LIGHT OF THE WORLD (1979)

On one of the highest hills of Denver's southwestern outskirts looms a dramatic new church, Light of the World. The parish was created by Archbishop Casey in 1979, when 650 Catholic families lived in the area and twenty more subdivisons were under construction. Francis Syrianey, the founding pastor, first held services in the gym of Colorow Elementary School at 6317 South Estes Street. He rented a house at 6295 South Flower Way as a rectory and used the full basement for parish meetings. All the while, Father Syrianey, a noted liturgist and church scholar, was planning a modern building that would be both functional and inspiring. He put together a design team that included Eugene Walsh, a liturgical consultant, John Buscemi, a liturgical artist, four parishioners, and Karl Berg of Denver's Hoover Berg Desmond architectural firm.

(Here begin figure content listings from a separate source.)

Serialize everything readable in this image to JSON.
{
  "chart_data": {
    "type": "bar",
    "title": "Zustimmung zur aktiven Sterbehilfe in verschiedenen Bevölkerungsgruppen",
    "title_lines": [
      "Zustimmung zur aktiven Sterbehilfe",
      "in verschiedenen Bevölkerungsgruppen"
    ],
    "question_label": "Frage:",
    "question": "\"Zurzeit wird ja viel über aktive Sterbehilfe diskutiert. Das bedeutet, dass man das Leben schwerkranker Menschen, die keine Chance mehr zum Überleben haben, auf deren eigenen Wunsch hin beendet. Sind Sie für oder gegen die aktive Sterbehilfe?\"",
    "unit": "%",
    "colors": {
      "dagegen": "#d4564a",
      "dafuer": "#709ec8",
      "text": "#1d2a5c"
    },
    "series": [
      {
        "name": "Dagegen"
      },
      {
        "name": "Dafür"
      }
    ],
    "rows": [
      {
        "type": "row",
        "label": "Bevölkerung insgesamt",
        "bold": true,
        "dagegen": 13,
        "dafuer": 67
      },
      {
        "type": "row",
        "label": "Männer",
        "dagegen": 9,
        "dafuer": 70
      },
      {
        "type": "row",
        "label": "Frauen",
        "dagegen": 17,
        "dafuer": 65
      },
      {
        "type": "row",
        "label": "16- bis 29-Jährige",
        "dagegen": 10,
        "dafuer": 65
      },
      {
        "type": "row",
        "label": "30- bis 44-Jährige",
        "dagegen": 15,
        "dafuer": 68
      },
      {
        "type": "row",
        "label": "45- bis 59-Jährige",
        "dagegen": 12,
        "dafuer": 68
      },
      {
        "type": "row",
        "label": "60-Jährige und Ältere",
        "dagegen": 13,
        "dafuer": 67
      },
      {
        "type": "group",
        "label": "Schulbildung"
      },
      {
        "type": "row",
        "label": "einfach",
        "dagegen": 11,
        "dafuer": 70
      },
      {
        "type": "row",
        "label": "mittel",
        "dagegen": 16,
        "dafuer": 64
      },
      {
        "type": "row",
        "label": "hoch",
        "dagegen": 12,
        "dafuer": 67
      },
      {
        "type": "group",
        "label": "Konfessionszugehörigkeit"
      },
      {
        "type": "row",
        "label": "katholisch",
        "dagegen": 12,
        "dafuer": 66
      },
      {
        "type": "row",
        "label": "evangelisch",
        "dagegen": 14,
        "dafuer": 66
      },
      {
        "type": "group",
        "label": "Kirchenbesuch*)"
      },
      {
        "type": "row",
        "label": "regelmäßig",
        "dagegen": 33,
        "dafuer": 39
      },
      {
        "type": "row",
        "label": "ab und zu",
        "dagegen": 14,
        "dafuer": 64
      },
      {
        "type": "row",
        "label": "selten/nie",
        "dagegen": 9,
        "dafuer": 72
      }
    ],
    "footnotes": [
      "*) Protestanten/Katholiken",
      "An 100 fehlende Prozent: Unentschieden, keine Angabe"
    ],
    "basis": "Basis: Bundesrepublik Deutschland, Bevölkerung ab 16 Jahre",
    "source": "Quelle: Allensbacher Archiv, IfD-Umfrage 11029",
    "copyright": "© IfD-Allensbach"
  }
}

"The new building," Father Syrianey told the Denver Catholic Register of March 5, 1986, "was designed from the inside out. Berg did not put a line on paper until he had sat down together with the staff, the consultants, the building committee and myself to put down in writing who we are, what we are, where we are and what we wanted in a building."

The hilltop site, above the busy retail strip of Bowles Avenue and overlooking proliferating subdivisions, had been acquired by Archbishop Vehr. There, Father Syrianey and his team designed a church of modest materials--brick, drywall, laminated timber, and glass blocks. The ecclesiastical complex embraced the traditional forms of baptistry, cloister, colonnade, Eucharistic chapel, gallery, worship space, and tower.

The tower rising above the baptistry is a geometric design of circles and squares, two conflicting shapes reconciled at the top to symbolize the guiding principle that the church community is a place for reconciling opposites. Progressive Architecture magazine, which made Light of the World its cover story for the February 1986 issue, praised the structure for "clarity, modesty, and the almost spiritual elegance of its organization."

The Colorado chapter of the American Institute of Architects concurred and presented one of its Honor Awards for Design Excellence to Hoover Berg Desmond for this edifice.

Archbishop Stafford blessed the new church on September 13, 1987, telling a standing-room-only crowd, "You are the light of the world, you dear brothers and sisters, as you sit on this high hill, silhouetted with those magnifcent mountains behind us." Father Syrianey was not there to see this dedication of the church he began, as he had passed away January 1, 1986.

John F. Dold, pastor since 1986, affirmed in 1988 that the fast growing parish of some 1,800 registered families had over sixty active parish and community organizations. Interviewed in The Denver Post of June 27, 1987, Father Dold said, "I have never been in a place where liturgy works so well, because of the simplicity and openness of the place and the openness of the people."

Light of the World with its spectacular tower--a square brick facade meeting a conical blonde brick one with a quarter cone skylight on top--has become a striking landmark of the southwest metro area. This tower catches light by day for the baptistry below and by night is an illuminated symbol of the Light of the World.